You're never too old for something exotic and different, reckon the guests at the Woodville Women's Institute 90th birthday celebrations.
"We've been taken out of our comfort zone today and it's been great," said oldest member Bethel Martin as belly dancer Anoushka shook her hips in the Woodville Old Folks Hall on Tuesday.
For Bethel, who has been a member for 52 years, life at the Women's Institute began when she was just a child.
"My mother, grandmother and auntie were all members and I came along to institute as a little girl when I was off school sick," she said. "Being an institute member is about the friendships you make and there are plenty of things to do. When I first joined there wasn't anything else to do, so it was our social life."

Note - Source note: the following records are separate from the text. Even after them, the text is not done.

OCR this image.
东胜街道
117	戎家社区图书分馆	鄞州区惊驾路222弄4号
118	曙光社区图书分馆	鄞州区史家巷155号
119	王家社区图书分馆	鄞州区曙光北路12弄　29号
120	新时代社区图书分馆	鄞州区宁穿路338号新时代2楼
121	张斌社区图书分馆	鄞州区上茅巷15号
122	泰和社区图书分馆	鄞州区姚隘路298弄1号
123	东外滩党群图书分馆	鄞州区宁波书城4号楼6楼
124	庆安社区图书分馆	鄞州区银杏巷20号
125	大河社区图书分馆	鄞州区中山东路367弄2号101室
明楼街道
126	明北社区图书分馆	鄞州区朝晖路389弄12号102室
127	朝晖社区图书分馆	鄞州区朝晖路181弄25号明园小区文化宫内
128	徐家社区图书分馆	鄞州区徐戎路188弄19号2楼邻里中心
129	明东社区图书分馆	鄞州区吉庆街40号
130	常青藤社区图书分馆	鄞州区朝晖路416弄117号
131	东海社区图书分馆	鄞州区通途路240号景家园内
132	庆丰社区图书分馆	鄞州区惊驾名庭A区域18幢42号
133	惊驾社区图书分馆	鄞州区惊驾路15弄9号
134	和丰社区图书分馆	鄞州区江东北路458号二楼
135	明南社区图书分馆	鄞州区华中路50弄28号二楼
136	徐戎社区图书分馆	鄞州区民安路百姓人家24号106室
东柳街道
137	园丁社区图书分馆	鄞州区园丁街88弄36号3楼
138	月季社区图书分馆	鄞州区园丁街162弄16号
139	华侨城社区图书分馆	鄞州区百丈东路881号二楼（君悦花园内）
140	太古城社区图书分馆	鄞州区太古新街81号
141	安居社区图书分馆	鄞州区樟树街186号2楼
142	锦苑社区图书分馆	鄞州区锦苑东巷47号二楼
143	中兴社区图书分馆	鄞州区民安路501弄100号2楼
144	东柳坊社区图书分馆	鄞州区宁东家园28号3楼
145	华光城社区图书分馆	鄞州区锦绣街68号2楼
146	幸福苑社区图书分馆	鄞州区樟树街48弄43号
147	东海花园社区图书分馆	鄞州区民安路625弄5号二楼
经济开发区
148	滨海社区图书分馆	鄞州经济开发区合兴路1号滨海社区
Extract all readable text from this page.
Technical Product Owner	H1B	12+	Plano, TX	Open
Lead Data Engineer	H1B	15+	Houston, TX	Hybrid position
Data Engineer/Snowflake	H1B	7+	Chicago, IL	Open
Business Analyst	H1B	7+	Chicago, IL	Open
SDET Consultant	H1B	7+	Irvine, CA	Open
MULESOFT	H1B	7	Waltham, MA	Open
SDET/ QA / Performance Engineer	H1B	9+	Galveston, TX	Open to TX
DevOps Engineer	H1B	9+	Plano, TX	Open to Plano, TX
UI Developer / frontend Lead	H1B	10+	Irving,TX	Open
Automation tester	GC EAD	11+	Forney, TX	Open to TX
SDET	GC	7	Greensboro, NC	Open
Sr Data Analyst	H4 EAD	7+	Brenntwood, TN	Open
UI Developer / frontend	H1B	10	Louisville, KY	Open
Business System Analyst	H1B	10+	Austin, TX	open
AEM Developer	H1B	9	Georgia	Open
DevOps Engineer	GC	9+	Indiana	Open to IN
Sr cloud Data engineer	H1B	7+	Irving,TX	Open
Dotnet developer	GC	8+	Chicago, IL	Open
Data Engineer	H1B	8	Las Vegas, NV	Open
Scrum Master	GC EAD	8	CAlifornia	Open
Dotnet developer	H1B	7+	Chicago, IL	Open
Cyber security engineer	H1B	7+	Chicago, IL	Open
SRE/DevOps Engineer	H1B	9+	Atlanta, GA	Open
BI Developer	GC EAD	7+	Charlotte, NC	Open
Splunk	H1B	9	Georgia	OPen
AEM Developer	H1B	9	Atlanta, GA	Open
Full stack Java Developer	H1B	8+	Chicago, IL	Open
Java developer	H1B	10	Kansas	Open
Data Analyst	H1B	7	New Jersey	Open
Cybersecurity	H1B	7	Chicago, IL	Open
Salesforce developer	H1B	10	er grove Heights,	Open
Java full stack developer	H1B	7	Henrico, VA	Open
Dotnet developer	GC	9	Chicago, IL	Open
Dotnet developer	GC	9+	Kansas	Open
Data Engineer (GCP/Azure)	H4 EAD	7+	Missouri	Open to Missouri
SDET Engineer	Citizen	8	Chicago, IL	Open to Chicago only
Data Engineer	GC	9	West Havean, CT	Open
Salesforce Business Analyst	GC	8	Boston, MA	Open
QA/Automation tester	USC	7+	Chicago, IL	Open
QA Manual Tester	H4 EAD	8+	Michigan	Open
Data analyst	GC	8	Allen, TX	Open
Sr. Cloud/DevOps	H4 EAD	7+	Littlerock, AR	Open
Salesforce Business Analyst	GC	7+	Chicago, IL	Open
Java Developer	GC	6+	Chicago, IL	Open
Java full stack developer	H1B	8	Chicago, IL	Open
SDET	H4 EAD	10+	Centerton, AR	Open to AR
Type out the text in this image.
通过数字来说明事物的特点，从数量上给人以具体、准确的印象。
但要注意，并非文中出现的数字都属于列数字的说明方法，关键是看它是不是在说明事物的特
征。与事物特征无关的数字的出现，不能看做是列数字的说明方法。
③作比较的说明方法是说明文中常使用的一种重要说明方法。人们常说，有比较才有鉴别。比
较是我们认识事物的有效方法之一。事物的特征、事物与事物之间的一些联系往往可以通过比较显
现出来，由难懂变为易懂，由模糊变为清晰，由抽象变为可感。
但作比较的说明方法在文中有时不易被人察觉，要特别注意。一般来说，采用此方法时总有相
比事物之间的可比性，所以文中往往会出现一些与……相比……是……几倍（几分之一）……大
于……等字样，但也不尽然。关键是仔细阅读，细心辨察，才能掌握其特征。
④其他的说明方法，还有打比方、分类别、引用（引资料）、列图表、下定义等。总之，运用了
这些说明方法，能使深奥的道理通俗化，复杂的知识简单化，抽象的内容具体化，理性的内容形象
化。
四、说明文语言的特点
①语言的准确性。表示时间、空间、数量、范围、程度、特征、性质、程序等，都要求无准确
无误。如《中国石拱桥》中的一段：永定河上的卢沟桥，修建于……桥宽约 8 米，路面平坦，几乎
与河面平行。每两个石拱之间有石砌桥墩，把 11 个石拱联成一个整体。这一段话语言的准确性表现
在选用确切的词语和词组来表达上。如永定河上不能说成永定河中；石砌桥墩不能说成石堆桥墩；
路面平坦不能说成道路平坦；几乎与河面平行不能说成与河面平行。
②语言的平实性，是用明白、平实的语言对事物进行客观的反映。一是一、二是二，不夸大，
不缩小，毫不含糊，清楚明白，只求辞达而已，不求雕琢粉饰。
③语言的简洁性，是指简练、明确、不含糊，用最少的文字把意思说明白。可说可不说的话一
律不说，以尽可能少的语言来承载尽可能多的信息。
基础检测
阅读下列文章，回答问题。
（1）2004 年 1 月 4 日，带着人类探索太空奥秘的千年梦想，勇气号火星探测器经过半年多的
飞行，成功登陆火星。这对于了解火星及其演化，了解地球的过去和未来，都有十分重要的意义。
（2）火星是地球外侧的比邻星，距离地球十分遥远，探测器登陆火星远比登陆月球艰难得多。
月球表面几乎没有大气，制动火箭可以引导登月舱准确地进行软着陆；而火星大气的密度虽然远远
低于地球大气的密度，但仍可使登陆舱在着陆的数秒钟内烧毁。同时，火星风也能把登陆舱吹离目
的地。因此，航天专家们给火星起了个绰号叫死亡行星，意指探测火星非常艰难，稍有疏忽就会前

The celebration, organised by president Bettina McCullough, had a 1920s theme, with guests dressed in their best flapper costumes.
"It's really, really good when Bettina organises something - she really organises," a fellow member said.
Bettina said she had to give a lot of credit to the institute's secretary Judy Parker. "She's my rock. And my husband [Evan Nattrass] has helped out too."
The Woodville Institute was one of the first four established in New Zealand and Robyn Bradley is a devoted member. Although she has moved to Palmerston North she still returns for the monthly meetings and the birthday cake, iced by Margaret Cooper, was her creation.
Mrs Bradley was a young bride of 20 when she joined her first institute, the Kumeroa WI, in 1962.
"I later joined the Woodville Institute because I was alarmed by the dwindling number of members and I didn't want to see this institute fold," she said. "We have a lot of laughs and being an institute member is wonderful."
Currently the Woodville Institute has 14 members; Bettina's the youngest at 52.
"I was invited along as a guest speaker one day and then encouraged to join," she said. "I loved the idea of doing things for charity, but a lot of the procedures and things were over my head. I was told they were desperate for officials, so I said I'd try and do the secretary's job."
But the institute was even more in need of a president and now three years on, Bettina is still president.